I joined the ‘Unite for Europe’ march in London on a beautiful crisp sunny spring day last Saturday.  It was a perfect day for it and a perfect opportunity for a traffic free stroll at a safe and leisurely pace down the middle of some of the best streets in Westminster – Park Lane, Piccadilly, St James, Pall Mall, Trafalgar Square, Whitehall and Parliament Square. I know from attending football and rugby matches what a 50,000 crowd looks like and this crowd looked like twice that.

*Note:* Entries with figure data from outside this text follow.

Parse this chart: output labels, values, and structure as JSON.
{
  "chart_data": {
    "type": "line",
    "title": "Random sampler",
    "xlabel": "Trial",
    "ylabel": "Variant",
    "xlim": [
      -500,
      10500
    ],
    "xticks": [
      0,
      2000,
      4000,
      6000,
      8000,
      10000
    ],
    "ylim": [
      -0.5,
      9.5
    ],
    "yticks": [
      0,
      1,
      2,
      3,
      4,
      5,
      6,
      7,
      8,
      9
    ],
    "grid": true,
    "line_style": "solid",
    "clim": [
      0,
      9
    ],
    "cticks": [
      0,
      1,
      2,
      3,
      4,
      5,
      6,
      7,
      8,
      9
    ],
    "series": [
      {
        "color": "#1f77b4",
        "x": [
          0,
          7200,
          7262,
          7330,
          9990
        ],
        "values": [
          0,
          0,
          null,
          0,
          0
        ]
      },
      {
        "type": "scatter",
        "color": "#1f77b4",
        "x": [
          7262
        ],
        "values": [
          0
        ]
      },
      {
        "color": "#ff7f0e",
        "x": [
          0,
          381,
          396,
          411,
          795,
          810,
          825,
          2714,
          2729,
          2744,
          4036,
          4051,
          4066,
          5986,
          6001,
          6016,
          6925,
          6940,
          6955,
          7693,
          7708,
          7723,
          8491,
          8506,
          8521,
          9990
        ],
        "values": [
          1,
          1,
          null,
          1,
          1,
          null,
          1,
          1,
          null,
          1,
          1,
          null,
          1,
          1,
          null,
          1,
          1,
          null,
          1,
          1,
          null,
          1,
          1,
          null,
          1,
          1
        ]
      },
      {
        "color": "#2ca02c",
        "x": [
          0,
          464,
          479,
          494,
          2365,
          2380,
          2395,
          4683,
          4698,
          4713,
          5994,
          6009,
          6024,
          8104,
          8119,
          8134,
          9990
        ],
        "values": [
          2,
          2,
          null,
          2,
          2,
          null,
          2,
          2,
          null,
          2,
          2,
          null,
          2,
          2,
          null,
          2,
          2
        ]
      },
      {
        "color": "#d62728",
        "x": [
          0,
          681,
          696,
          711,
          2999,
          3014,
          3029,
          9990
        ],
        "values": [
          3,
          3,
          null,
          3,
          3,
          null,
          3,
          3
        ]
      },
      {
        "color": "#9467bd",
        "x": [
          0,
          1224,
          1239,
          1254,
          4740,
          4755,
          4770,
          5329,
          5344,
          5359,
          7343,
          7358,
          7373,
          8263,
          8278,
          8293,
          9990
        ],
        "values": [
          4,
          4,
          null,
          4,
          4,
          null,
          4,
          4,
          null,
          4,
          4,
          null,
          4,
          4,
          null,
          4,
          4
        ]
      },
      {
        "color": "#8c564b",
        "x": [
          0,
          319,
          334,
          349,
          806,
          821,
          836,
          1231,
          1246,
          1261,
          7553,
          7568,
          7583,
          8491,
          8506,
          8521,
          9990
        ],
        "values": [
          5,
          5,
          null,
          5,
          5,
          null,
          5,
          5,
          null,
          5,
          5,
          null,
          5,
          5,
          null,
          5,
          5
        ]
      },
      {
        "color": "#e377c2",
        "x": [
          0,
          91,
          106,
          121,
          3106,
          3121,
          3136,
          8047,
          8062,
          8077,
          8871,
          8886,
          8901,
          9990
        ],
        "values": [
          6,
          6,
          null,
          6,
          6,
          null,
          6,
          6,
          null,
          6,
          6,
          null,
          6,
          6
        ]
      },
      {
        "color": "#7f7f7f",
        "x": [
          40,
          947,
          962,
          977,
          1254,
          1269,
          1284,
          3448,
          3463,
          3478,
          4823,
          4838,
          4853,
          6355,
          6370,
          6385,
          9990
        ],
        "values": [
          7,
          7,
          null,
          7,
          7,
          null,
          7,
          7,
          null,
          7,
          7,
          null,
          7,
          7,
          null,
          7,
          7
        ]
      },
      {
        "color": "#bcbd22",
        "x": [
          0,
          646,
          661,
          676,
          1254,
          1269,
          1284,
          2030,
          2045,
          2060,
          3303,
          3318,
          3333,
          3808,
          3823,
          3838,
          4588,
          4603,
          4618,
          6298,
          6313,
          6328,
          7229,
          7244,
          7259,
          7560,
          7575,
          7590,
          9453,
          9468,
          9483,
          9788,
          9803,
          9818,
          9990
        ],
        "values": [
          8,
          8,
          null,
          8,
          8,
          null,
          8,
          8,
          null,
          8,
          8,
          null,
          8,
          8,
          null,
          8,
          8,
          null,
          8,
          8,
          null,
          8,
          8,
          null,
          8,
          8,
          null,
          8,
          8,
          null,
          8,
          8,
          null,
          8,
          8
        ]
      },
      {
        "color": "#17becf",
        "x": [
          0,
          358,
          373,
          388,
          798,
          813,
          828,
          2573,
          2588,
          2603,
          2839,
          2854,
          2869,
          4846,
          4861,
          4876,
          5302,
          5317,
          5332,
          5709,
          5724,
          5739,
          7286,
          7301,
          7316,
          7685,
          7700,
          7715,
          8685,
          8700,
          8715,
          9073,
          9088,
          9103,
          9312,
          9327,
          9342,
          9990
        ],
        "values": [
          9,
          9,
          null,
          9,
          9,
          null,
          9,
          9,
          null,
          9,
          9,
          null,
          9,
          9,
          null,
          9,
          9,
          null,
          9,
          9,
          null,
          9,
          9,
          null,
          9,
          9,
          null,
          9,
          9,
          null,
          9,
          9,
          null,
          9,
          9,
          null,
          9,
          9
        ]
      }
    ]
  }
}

Pall Mall London 25 March 2017 photo Kate Hobbs

Pall Mall London 25 March 2017 photo Kate Hobbs

When we move around cities we tend not to look up in case we walk into something or get run over but this march offered the perfect opportunity to take in some amazing architecture afresh and enjoy the drama of such large and colourful crowd in an impressive streetscape. So much of these streets is built of Portland limestone that it felt like the march was snaking through canyons carved out of a single solid stone block. In a way the streets really are that – the big block that is Portland island. I visited one of the quarries there a number of years ago to select stone for a building in the City of London and delighted in standing at the foot of it with fresh air above my head where once existed the stone from which whole swathes of London were built. The consistent use of Portland stone throughout parts of the heart of London allows buildings of varied styles and uses to sit happily together. In fact the uses are unimportant in terms of the creation of urban ‘fabric’ they are just the ‘stuff’ that sits behind the façades which may change over time (say from a bank to a café).

Whitehall London 25 March 2017 photo Kate Hobbs

Whitehall London 25 March 2017 photo Kate Hobbs

Whilst many of the facades along the route we took are superb in themselves the most impressive part of it is that they all contribute to an almost continuous frontage which is greater than the sum of the parts. Place making and public space making – city streets and squares where each building is subservient to the whole. The opposite is an architectural ‘zoo’ where ‘object’ buildings do their own thing and the relationships between them and the spaces in between make little or no sense.

The idea of the European Union is also that the whole is greater than the sum of the parts. We all have to give up something to get something more. You’d have to have a heart of stone not to see that.